The backdrop: Last December we use the Scratch online activity to make holiday cards for the Hour of Code. Middle school students came and helped 4th graders with this introduction to Scratch and coding. In May of this year we did some regrouping for math instruction and twenty-one fourth graders worked on Scratch two or three days a week.
What it sounded like: The most common thing heard in the classroom each day was, "How'd you do that?". The spirit of communication, collaboration and creative exploration vibrated throughout the room.
What it looked like: Adapting the curriculum, I created folders of handouts for students to follow. The lessons are described in this slideshow:
We started with the tutorial on the Scratch website as a review for everyone. Then they were charged with the task of "making something surprising" happen and share it.
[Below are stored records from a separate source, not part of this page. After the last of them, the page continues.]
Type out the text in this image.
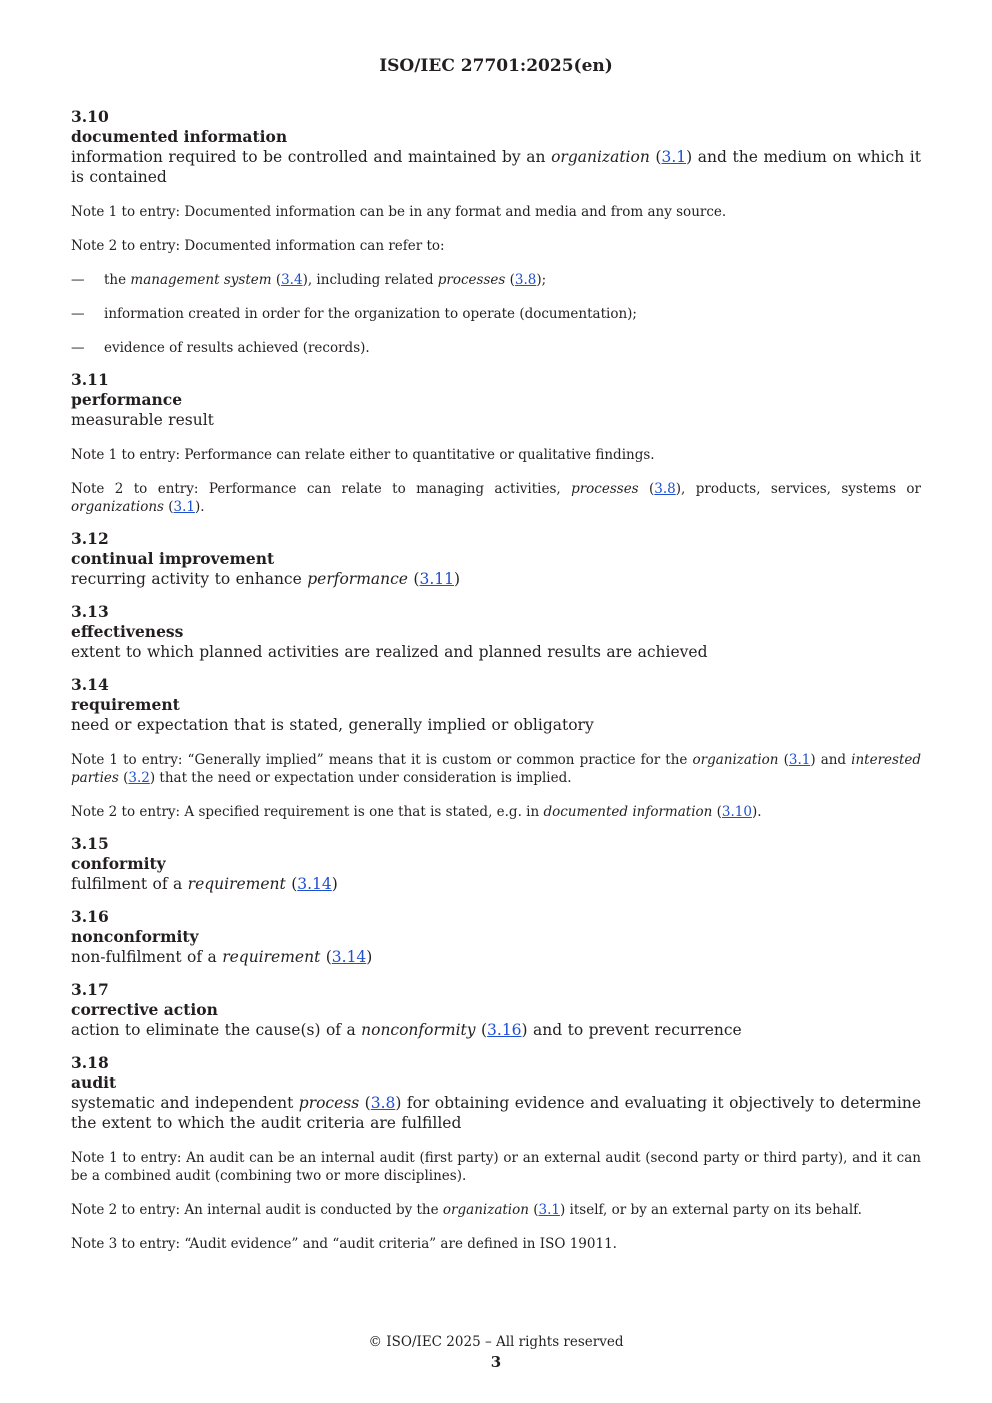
ISO/IEC 27701:2025(en)
3.10
documented information
information required to be controlled and maintained by an organization (3.1) and the medium on which it is contained
Note 1 to entry: Documented information can be in any format and media and from any source.
Note 2 to entry: Documented information can refer to:
—	the management system (3.4), including related processes (3.8);
—	information created in order for the organization to operate (documentation);
—	evidence of results achieved (records).
3.11
performance
measurable result
Note 1 to entry: Performance can relate either to quantitative or qualitative findings.
Note 2 to entry: Performance can relate to managing activities, processes (3.8), products, services, systems or organizations (3.1).
3.12
continual improvement
recurring activity to enhance performance (3.11)
3.13
effectiveness
extent to which planned activities are realized and planned results are achieved
3.14
requirement
need or expectation that is stated, generally implied or obligatory
Note 1 to entry: “Generally implied” means that it is custom or common practice for the organization (3.1) and interested parties (3.2) that the need or expectation under consideration is implied.
Note 2 to entry: A specified requirement is one that is stated, e.g. in documented information (3.10).
3.15
conformity
fulfilment of a requirement (3.14)
3.16
nonconformity
non-fulfilment of a requirement (3.14)
3.17
corrective action
action to eliminate the cause(s) of a nonconformity (3.16) and to prevent recurrence
3.18
audit
systematic and independent process (3.8) for obtaining evidence and evaluating it objectively to determine the extent to which the audit criteria are fulfilled
Note 1 to entry: An audit can be an internal audit (first party) or an external audit (second party or third party), and it can be a combined audit (combining two or more disciplines).
Note 2 to entry: An internal audit is conducted by the organization (3.1) itself, or by an external party on its behalf.
Note 3 to entry: “Audit evidence” and “audit criteria” are defined in ISO 19011.
© ISO/IEC 2025 – All rights reserved
3
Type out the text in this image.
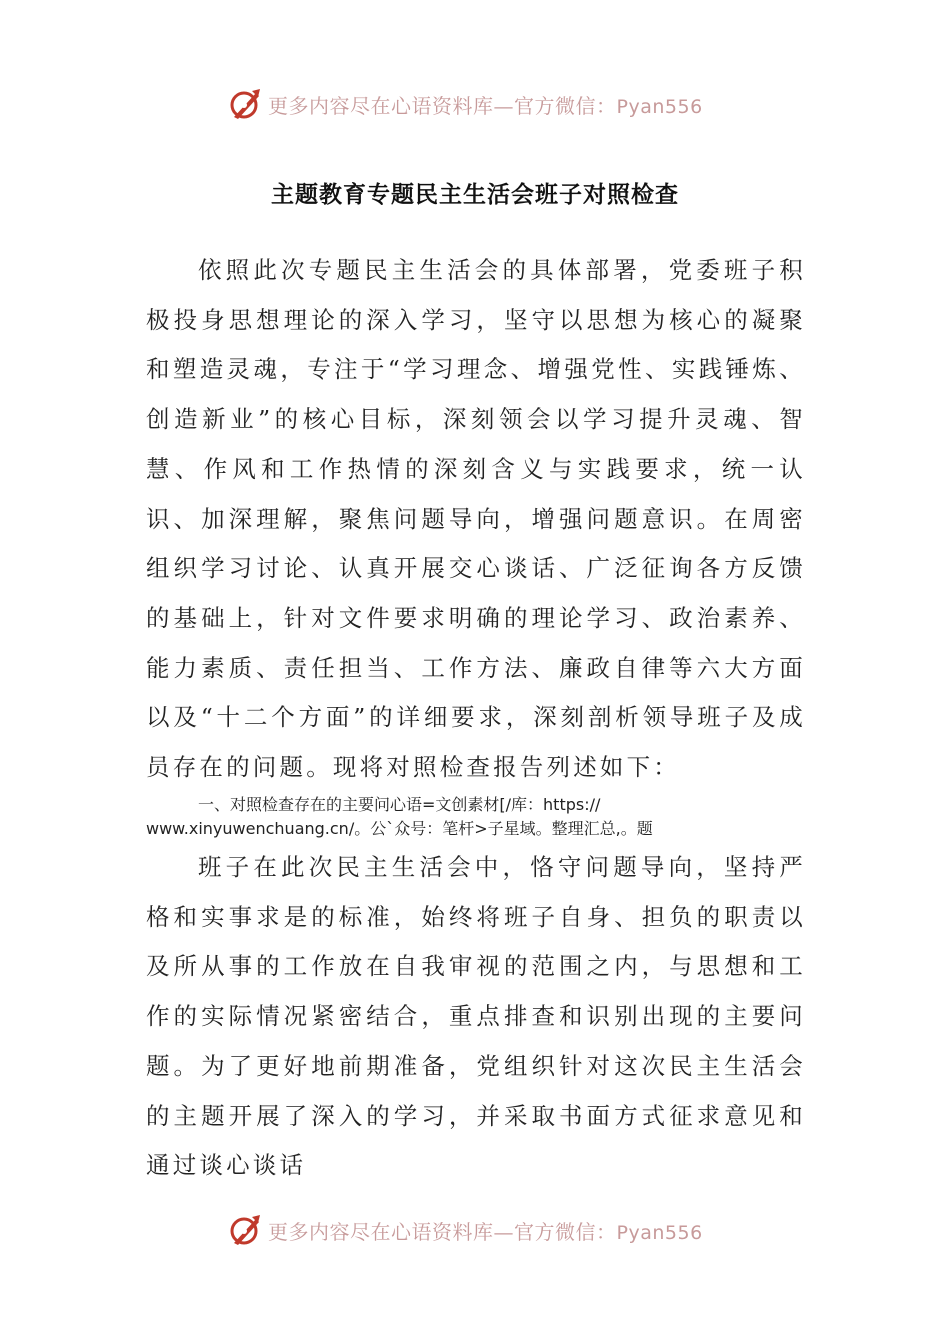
更多内容尽在心语资料库—官方微信：Pyan556
主题教育专题民主生活会班子对照检查

依照此次专题民主生活会的具体部署，党委班子积极投身思想理论的深入学习，坚守以思想为核心的凝聚和塑造灵魂，专注于“学习理念、增强党性、实践锤炼、创造新业”的核心目标，深刻领会以学习提升灵魂、智慧、作风和工作热情的深刻含义与实践要求，统一认识、加深理解，聚焦问题导向，增强问题意识。在周密组织学习讨论、认真开展交心谈话、广泛征询各方反馈的基础上，针对文件要求明确的理论学习、政治素养、能力素质、责任担当、工作方法、廉政自律等六大方面以及“十二个方面”的详细要求，深刻剖析领导班子及成员存在的问题。现将对照检查报告列述如下：

一、对照检查存在的主要问心语=文创素材[/库：https://
www.xinyuwenchuang.cn/。公`众号：笔杆>子星域。整理汇总,。题

班子在此次民主生活会中，恪守问题导向，坚持严格和实事求是的标准，始终将班子自身、担负的职责以及所从事的工作放在自我审视的范围之内，与思想和工作的实际情况紧密结合，重点排查和识别出现的主要问题。为了更好地前期准备，党组织针对这次民主生活会的主题开展了深入的学习，并采取书面方式征求意见和通过谈心谈话

更多内容尽在心语资料库—官方微信：Pyan556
Scratch learning is designed to support collaboration and students often worked in teams. With parent permission they were able to join the Scratch online community, upload their projects and view the structure of posted projects.
By the fourth class students were becoming experts at "debugging" scripts and moving on to making mazes, games and stories. At the end of each class students volunteered to share their projects and explain their learning.
This series of classes stands out for me as one of the most enjoyable, stimulating teaching experiences I've had. The students were engaged, sharing their learning and making progress from one day to the next.
This quote from Howard Gardner was one of my inspirations for this Scratch activity:
High time for an example. We turn here to Scratch, a wonderful application created over the past two decades by Mitch Resnick, a valued colleague at MIT, and his colleagues. Building on Seymour Papert’s pioneering work with LOGO— a prototypical example of constructivist education— Scratch is a simple programming language accessible even to youngsters who have just reached school age. By piecing together forms that resemble pieces of a jigsaw puzzle, users of Scratch can create their own messages, be these stories, works of art, games, musical compositions, dances, or animated cartoons— indeed, just about any form in any kind of format. Moreover, users of Scratch can and do post their creations. Others around the world can visit these creations, react to them, build on them, and perhaps even re-create them in their own favored symbolic system. The genius of Scratch is twofold. First of all, it opens up a plethora of modes of expression, so that nearly every child can find an approach that is congenial with his or her own goals, strengths, and imaginations. Second, educational ends and priorities are not dictated from on high; rather, they can and do emerge from the child’s own explorations of the Scratch universe. In that sense, Scratch brings pleasure and comfort to those who believe in the constructivist view of knowledge. Not only are users building their own forms of meaning and constructing knowledge that they personally value, but they are epitomizing the claim of cognitivists that one learns by taking the initiative, making one’s own often instructive mistakes along the way, and then, on the basis of feedback from self and others, altering course and moving ahead.
Howard, Gardner; Katie Davis (2013-10-22). The App Generation (p. 182). Yale University Press. Kindle Edition.